CLARÍN, AZORÍN, Y LA GENERACIÓN DEL 98 (I)
Esta serie de tres entrada trata sobre la relación, primero epistolar y luego personal, entre Leopoldo Alas, «Clarín», y José Martínez Ruiz, años después «Azorín», que se entabla a partir de 1897, año en que Alas publica un artículo periodístico en el que alaba el potencial como escritor que tenía el entonces joven alicantino, lo cual este agradece enormemente y le apuntala como periodista por uno de los críticos más reconocidos, temidos y exigentes como era Clarín. A partir de entonces se inicia una relación entre ambos que, con desigual intensidad, se mantendrá hasta el fallecimiento de Alas en junio de 1901, a la temprana edad de 49 años. Esa relación tendrá sobre todo expresión epistolar, pero llegan a conocerse personalmente en uno de los viajes de Leopoldo Alas a Madrid para impartir un ciclo de conferencias en El Ateneo.
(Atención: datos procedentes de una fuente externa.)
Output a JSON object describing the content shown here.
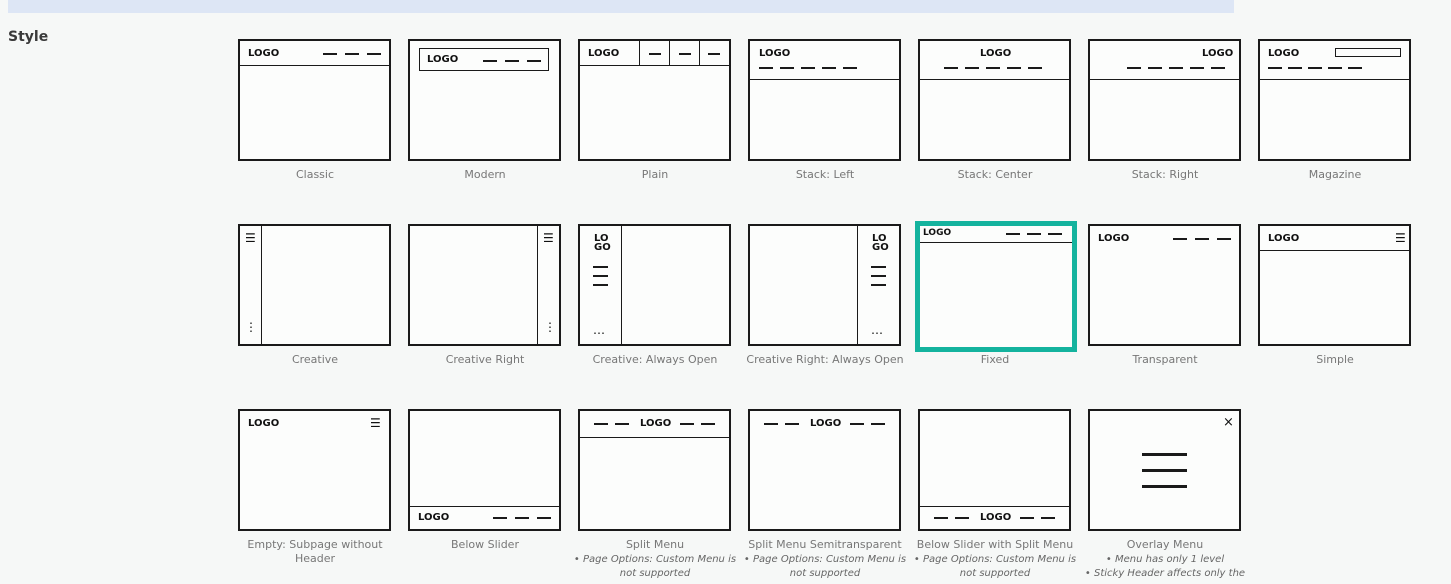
{
  "section": {
    "title": "Style"
  },
  "thumb_logo": "LOGO",
  "thumb_logo_split": [
    "LO",
    "GO"
  ],
  "styles": [
    {
      "id": "classic",
      "label": "Classic"
    },
    {
      "id": "modern",
      "label": "Modern"
    },
    {
      "id": "plain",
      "label": "Plain"
    },
    {
      "id": "stack-left",
      "label": "Stack: Left"
    },
    {
      "id": "stack-center",
      "label": "Stack: Center"
    },
    {
      "id": "stack-right",
      "label": "Stack: Right"
    },
    {
      "id": "magazine",
      "label": "Magazine"
    },
    {
      "id": "creative",
      "label": "Creative"
    },
    {
      "id": "creative-right",
      "label": "Creative Right"
    },
    {
      "id": "creative-always-open",
      "label": "Creative: Always Open"
    },
    {
      "id": "creative-right-always-open",
      "label": "Creative Right: Always Open"
    },
    {
      "id": "fixed",
      "label": "Fixed",
      "selected": true
    },
    {
      "id": "transparent",
      "label": "Transparent"
    },
    {
      "id": "simple",
      "label": "Simple"
    },
    {
      "id": "empty-subpage",
      "label": "Empty: Subpage without",
      "label2": "Header"
    },
    {
      "id": "below-slider",
      "label": "Below Slider"
    },
    {
      "id": "split-menu",
      "label": "Split Menu",
      "notes": [
        "• Page Options: Custom Menu is",
        "not supported"
      ]
    },
    {
      "id": "split-menu-semitransparent",
      "label": "Split Menu Semitransparent",
      "notes": [
        "• Page Options: Custom Menu is",
        "not supported"
      ]
    },
    {
      "id": "below-slider-split-menu",
      "label": "Below Slider with Split Menu",
      "notes": [
        "• Page Options: Custom Menu is",
        "not supported"
      ]
    },
    {
      "id": "overlay-menu",
      "label": "Overlay Menu",
      "notes": [
        "• Menu has only 1 level",
        "• Sticky Header affects only the"
      ]
    }
  ],
  "icons": {
    "hamburger": "☰",
    "dots-vertical": "⋮",
    "dots-horizontal": "⋯",
    "close": "×"
  },
  "colors": {
    "selected_border": "#14b39e",
    "frame": "#1a1a1a",
    "caption": "#777777",
    "top_bar": "#dde6f5"
  }
}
En esos años finiseculares emerge lo que después se denominará la Generación de 98, que se autodenominaba como «gente nueva» frente a los «viejos literatos» (Valera, Galdós, Pereda, Emilia Pardo Bazán, Picón o, aunque más jóvenes, Armando Palacio Valdés y el propio Clarín). La admiración inicial de aquellos frente a estos va convirtiéndose poco a poco en recelo, pues buscan su hueco en un espacio literario nunca ancho en una España con muy pocos lectores. Clarín, que siempre trató con guante blanco a Martínez Ruiz, no utilizó ese tono tan laudatorio en sus críticas literarias hacia otros miembros de esa Generación «in péctore», como fueron Valle-Inclán, Maeztu y Unamuno, pues con estos dos últimos tuvo desencuentros importantes. La Generación del 98, una vez que adquirió peso específico en la literatura, ignoró a Leopoldo Alas, salvo Azorín que siempre mantuvo su llama viva, hasta que finalmente el escritor asturiano (como así él se sentía) fue finalmente reconocido por la crítica literaria como autor de una de dos mejores obras literarias, si no la mejor, del siglo XIX español, «La Regenta». De esa relación y de los encuentros y desencuentros entre Clarín y esas jóvenes promesas de las letras en aquellos tiempos, tratan las siguientes tres entradas que se difundirán semanalmente en este Rincón Literario. Espero que sean del agrado del lector interesado, aunque este sea siempre reducido por lo que respecta a este tipo de ensayos literarios.
Preliminar
Tiempo ha hubo escritores periodistas, como fue el caso de Leopoldo Alas, Clarín; pero, asimismo, emulación del anterior, se puede citar el ejemplo de Juan Martínez Ruiz, Azorín, quien gozó de esos mismos atributos y por más tiempo; mas también hubo algún periodista escritor, cuyo ejemplo más relevante fue Manuel Chaves Nogales; un monumental periodista, ahora ya reconocido y difundido por doquier. O el caso, más polémico, de Josep Pla, o también el de Julio Camba. Asimismo, esos escritores periodistas y periodistas escritores los hay ahora; si bien aquellos fueron los abanderados, tal vez siguiendo la estela del maestro Mariano José de Larra y de otros costumbristas del siglo XIX. Ahora toca ocuparse de los primeros, y concretamente de las relaciones entre Clarín y Azorín.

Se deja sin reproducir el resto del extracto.